Dipnet app proving poplular in first season
It’s just about the midway point for the annual personal-use fishery on the Kenai River. So far, fishing has been a bit on the slow side.
Big pulses of sockeye haven’t yet made their way into the river, but there have been a couple days this week with counts in excess of 30,000 fish. But even if the fishing is slow, the ability to get information about the fishery is anything but. The city of Kenai’s new dipnetting app has proved surprisingly popular, says Dan Castimore, the city’s information technology director.
“We had 123,000 and 5,650 downloads (as of Monday). They’re real good numbers. It’s pretty impressive, actually. I was thinking we’d have maybe 10,000 downloads and we’re well on our way to get there.”
Castimore designed the application, which was a new venture for him. The idea came out of meetings city workers have fairly regularly concerning the fishery. Police Chief David Ross gets the credit for it, though.
“(He) said, 'We should just get a dipnet app,' and I’m not sure if he was serious or joking, but the idea just kind of took off and we went from there.”
He says they’ve already gotten lots of feedback and made some tweaks to the program, mostly to include more fishing information, including links to the Department of Fish and Game for the latest on commercial openers, which people like to know in order to maximize their chances at netting some sockeye. But even with all that, there’s only so much the app can do.
“The other problem is when people say, 'We want to know the commercial openers.' Well, we have set gillnetting, drift gillnetting, we have openers that are local, we have openers that are local for Kasilof. When you actually go and look at that webpage for commercial openings, it takes some time to read through it and figure out what it’s saying. So unfortunately, it’s not as easy as saying, ‘Hey, the commercial fleet is out tomorrow."
With all those page views and downloads, Castimore says they did have to make some upgrades to the city’s servers, especially considering some of the high-bandwidth features. There are a ton of webcams to watch through the app that show both beaches, parking areas and more.

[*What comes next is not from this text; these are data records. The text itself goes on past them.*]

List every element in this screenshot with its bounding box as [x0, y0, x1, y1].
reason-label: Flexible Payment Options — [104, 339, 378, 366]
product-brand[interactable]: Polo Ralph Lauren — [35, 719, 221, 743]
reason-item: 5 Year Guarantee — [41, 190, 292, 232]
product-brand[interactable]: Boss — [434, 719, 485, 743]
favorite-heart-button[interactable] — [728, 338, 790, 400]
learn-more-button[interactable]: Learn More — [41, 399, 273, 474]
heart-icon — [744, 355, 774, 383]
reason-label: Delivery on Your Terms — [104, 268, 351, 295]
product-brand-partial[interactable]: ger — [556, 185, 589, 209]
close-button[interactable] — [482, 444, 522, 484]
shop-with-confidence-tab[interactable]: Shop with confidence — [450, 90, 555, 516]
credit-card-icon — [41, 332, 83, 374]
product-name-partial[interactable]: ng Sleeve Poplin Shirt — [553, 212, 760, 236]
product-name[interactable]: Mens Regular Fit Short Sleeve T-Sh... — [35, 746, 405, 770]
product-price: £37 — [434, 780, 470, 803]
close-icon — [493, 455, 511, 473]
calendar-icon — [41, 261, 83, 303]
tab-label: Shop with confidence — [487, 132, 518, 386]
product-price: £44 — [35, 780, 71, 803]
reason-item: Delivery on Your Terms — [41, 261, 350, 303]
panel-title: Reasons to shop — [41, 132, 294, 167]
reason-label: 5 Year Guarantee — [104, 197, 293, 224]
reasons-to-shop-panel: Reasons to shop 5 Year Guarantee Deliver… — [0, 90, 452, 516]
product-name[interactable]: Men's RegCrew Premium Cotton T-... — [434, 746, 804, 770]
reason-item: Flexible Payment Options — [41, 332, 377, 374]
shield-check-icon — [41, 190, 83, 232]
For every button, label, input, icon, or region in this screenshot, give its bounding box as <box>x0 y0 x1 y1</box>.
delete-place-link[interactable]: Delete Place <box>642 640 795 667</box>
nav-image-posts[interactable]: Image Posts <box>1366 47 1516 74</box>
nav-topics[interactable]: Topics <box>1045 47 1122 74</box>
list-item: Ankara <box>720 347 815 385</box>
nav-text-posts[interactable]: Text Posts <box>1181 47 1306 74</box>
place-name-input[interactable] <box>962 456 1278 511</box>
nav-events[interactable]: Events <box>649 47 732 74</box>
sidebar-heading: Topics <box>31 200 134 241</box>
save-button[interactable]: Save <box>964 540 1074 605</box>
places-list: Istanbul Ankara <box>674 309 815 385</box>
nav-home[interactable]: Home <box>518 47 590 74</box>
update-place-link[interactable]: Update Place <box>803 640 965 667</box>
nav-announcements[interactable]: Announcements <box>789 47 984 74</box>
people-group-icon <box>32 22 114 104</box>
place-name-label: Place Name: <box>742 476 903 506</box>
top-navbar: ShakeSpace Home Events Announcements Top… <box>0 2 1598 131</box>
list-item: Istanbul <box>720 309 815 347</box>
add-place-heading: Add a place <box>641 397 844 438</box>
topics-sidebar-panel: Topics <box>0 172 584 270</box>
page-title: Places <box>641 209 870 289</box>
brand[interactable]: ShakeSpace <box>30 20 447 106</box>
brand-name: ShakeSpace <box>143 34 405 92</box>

“Webcams grew out of the app. We’ve had webcams on the fishery since I started here in 2013 and we’ve been adding them. But every camera we’d added previously was for us to use to manage the fishery. So we had cameras on the roads, we had cameras on the parking lots, in areas where we had to worry about problems occurring. We didn’t have any cameras at all that the public would be interested in because it was just never our goal. Our goal was to manage the fishery. So that was the change this year is we’ve actually added cameras that are of interest to the public, and in fact when I looked (Monday) at all the cameras and the viewing history of them, the ones we added this year are the ones that are the most popular.”
Castimore says that while they’ve tried to accommodate useful features for folks participating in the fishery, safety and communication come first. That was evident last week, when users received a push notification regarding a car fire on the south beach. This year’s version of the app was put together relatively quickly through a third-party provider, which limited the number and kind of features available. Castimore says that next year they’ll have more time to build something a little more custom with even more stuff for people to look at, use and communicate with.